October 13, 2011 — The GAO is simply wrong in denying the overpayment, and in doing so it differs with the USPS, the Office of Inspector General (of the Postal Service), the Postal Regulatory Commission, two independent actuaries, and legislators from both parties and both chambers of Congress who’ve addressed the issue in current legislation.
It’s absurd to claim that the money owed the Postal Service would not solve its financial problems by asserting that they result from changes in consumer mail use and a business model weakness — given that over the past four fiscal years, despite the recession, mail delivery netted a $611 million operational profit. The crushing burden of pre-funding retiree health benefits that caused 100 percent of the USPS’s reported losses between 2007 and 2010 could be relieved by a fair allocation of CSRS benefits.
And saying that transferring the money would result in an increased liability is like a restaurant telling a consumer who was overcharged that refunding the overcharge would require taking the money from someone else’s account. An overpayment needs to be refunded, period.
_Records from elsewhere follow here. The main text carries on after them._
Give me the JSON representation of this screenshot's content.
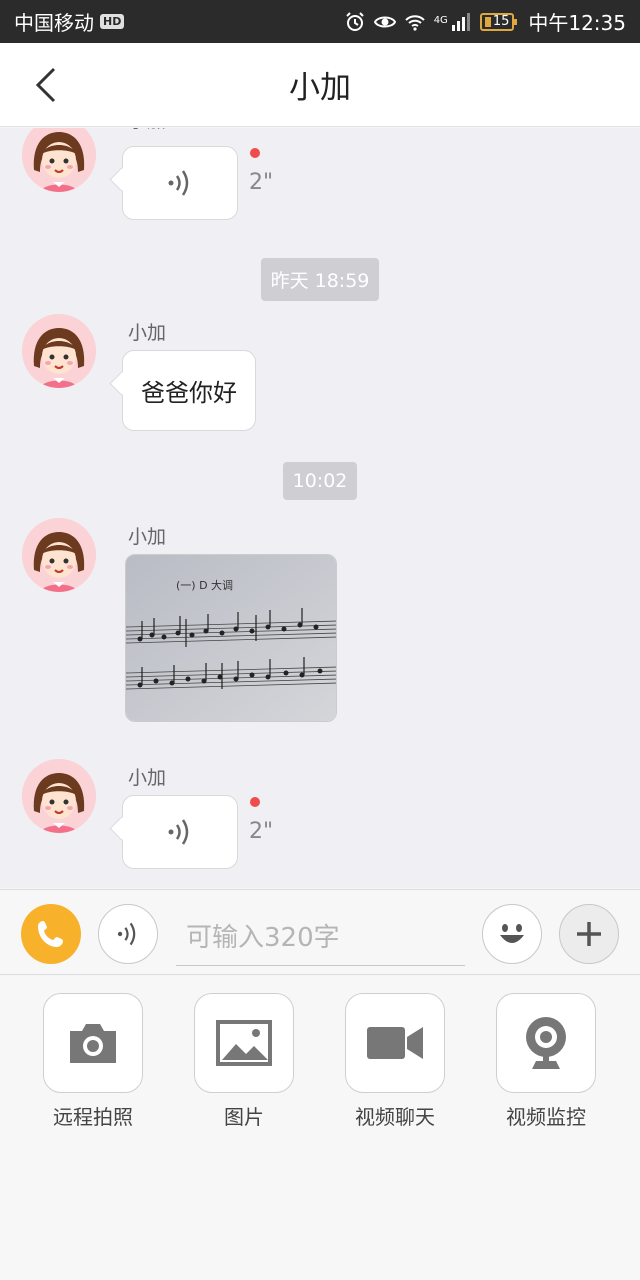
{
  "status_bar": {
    "carrier": "中国移动",
    "hd_badge": "HD",
    "network": "4G",
    "battery": "15",
    "time": "中午12:35"
  },
  "header": {
    "title": "小加",
    "back_icon": "chevron-left-icon"
  },
  "messages": [
    {
      "type": "voice",
      "sender": "小加",
      "duration": "2\"",
      "unread": true
    },
    {
      "type": "timestamp",
      "text": "昨天 18:59"
    },
    {
      "type": "text",
      "sender": "小加",
      "text": "爸爸你好"
    },
    {
      "type": "timestamp",
      "text": "10:02"
    },
    {
      "type": "image",
      "sender": "小加",
      "image_caption": "(一) D 大调"
    },
    {
      "type": "voice",
      "sender": "小加",
      "duration": "2\"",
      "unread": true
    }
  ],
  "input_bar": {
    "placeholder": "可输入320字",
    "phone_icon": "phone-icon",
    "voice_icon": "voice-icon",
    "emoji_icon": "smiley-icon",
    "plus_icon": "plus-icon",
    "accent_color": "#f8b12a"
  },
  "actions": [
    {
      "label": "远程拍照",
      "icon": "camera-icon"
    },
    {
      "label": "图片",
      "icon": "image-icon"
    },
    {
      "label": "视频聊天",
      "icon": "video-camera-icon"
    },
    {
      "label": "视频监控",
      "icon": "webcam-icon"
    }
  ]
}
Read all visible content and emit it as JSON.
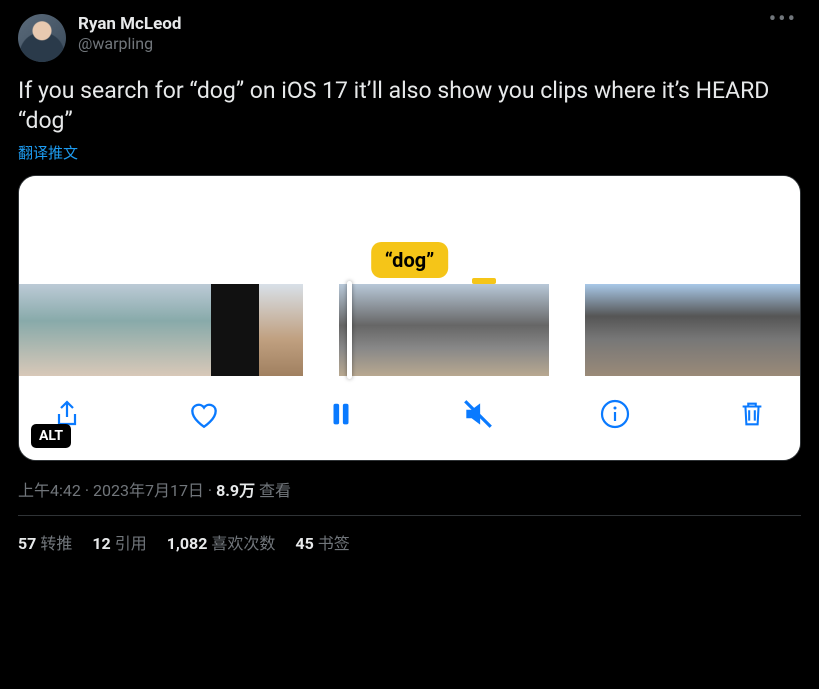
{
  "author": {
    "display_name": "Ryan McLeod",
    "handle": "@warpling"
  },
  "tweet_text": "If you search for “dog” on iOS 17 it’ll also show you clips where it’s HEARD “dog”",
  "translate_label": "翻译推文",
  "media": {
    "tag_text": "“dog”",
    "alt_badge": "ALT",
    "icons": {
      "share": "share-icon",
      "like": "heart-icon",
      "pause": "pause-icon",
      "mute": "speaker-mute-icon",
      "info": "info-icon",
      "trash": "trash-icon"
    }
  },
  "meta": {
    "time": "上午4:42",
    "date": "2023年7月17日",
    "views_count": "8.9万",
    "views_label": "查看",
    "separator": " · "
  },
  "stats": {
    "retweets_count": "57",
    "retweets_label": "转推",
    "quotes_count": "12",
    "quotes_label": "引用",
    "likes_count": "1,082",
    "likes_label": "喜欢次数",
    "bookmarks_count": "45",
    "bookmarks_label": "书签"
  }
}
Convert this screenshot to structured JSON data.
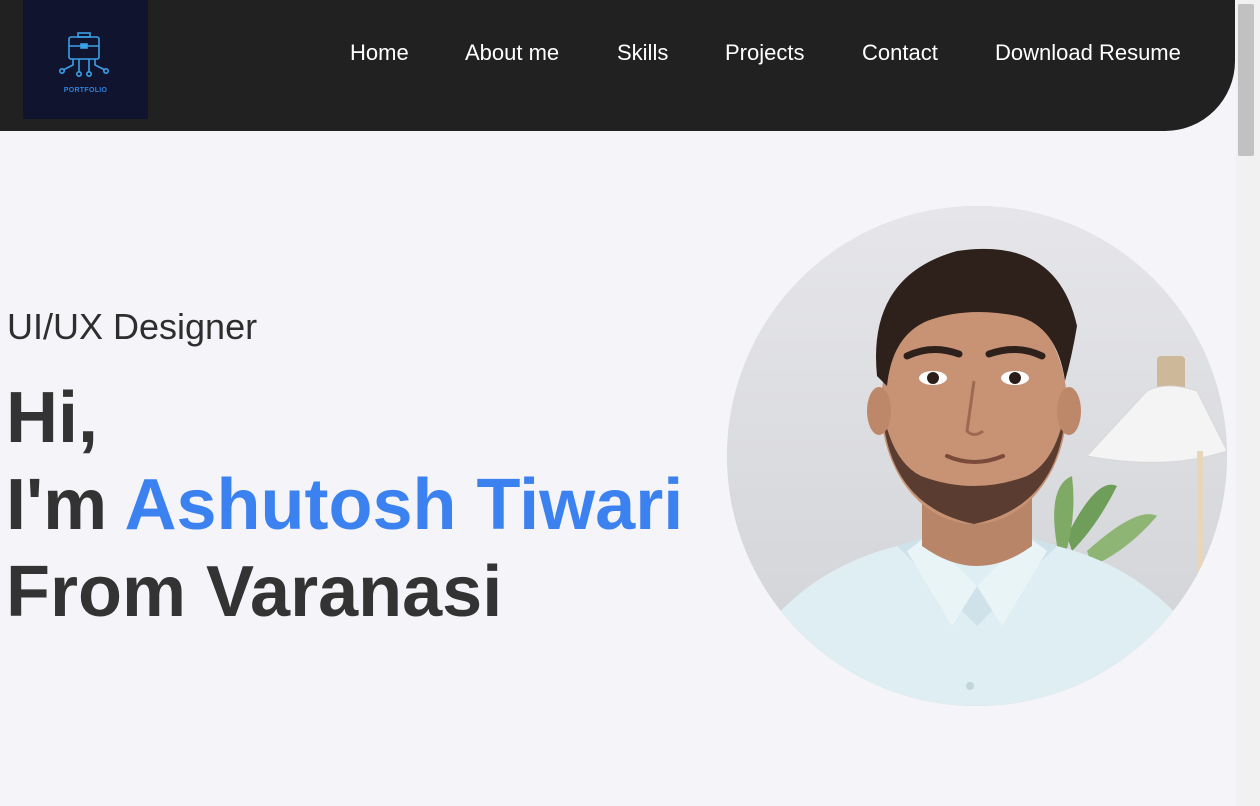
{
  "logo": {
    "text": "PORTFOLIO",
    "icon": "briefcase-circuit-icon",
    "accent": "#2f7fd8"
  },
  "nav": {
    "items": [
      {
        "label": "Home"
      },
      {
        "label": "About me"
      },
      {
        "label": "Skills"
      },
      {
        "label": "Projects"
      },
      {
        "label": "Contact"
      },
      {
        "label": "Download Resume"
      }
    ]
  },
  "hero": {
    "role": "UI/UX Designer",
    "greeting": "Hi,",
    "intro_prefix": "I'm ",
    "name": "Ashutosh Tiwari",
    "location_line": "From Varanasi",
    "name_color": "#3b82f0"
  },
  "colors": {
    "navbar": "#212121",
    "background": "#f5f4f8",
    "text": "#333333"
  }
}
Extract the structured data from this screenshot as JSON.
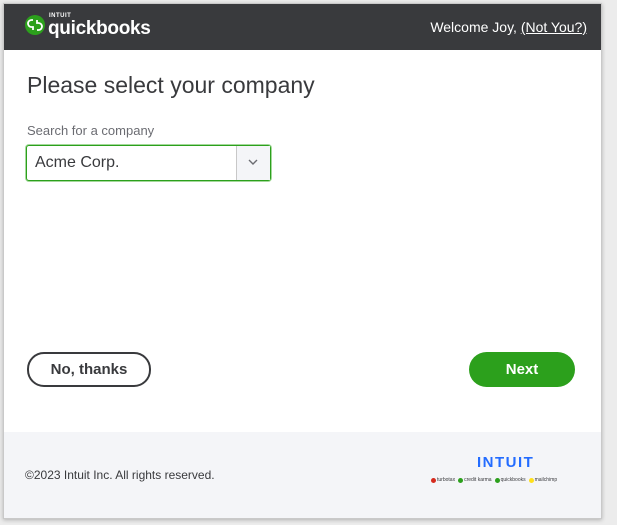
{
  "header": {
    "logo": {
      "intuit": "INTUIT",
      "word": "quickbooks",
      "icon": "quickbooks-logo-icon"
    },
    "welcome_prefix": "Welcome Joy, ",
    "not_you": "(Not You?)"
  },
  "main": {
    "title": "Please select your company",
    "search_label": "Search for a company",
    "selected_company": "Acme Corp.",
    "dropdown_icon": "chevron-down-icon"
  },
  "actions": {
    "secondary_label": "No, thanks",
    "primary_label": "Next"
  },
  "footer": {
    "copyright": "©2023 Intuit Inc. All rights reserved.",
    "brand": "INTUIT",
    "brands": [
      {
        "name": "turbotax",
        "color": "#d52b1e"
      },
      {
        "name": "credit karma",
        "color": "#2ca01c"
      },
      {
        "name": "quickbooks",
        "color": "#2ca01c"
      },
      {
        "name": "mailchimp",
        "color": "#ffe01b"
      }
    ]
  },
  "colors": {
    "header_bg": "#393a3d",
    "accent_green": "#2ca01c",
    "intuit_blue": "#236cff",
    "footer_bg": "#f4f5f8"
  }
}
Moreover, it’s ironic that the GAO and OPM are focused on soaking the USPS when the non-postal federal government, which includes the Congress and the GAO has funded less than 50 percent of its CSRS pensions compared to more than 95 percent for the USPS despite the OPM’s use of grossly unfair allocation methods.
As we wrote in a letter to Congressional leaders last week, the GAO’s views are nothing new. The key issue for Congress should be fairness for the Postal Service, its employees and the $1.3 trillion mailing industry. NALC will not give up fighting for pension fairness.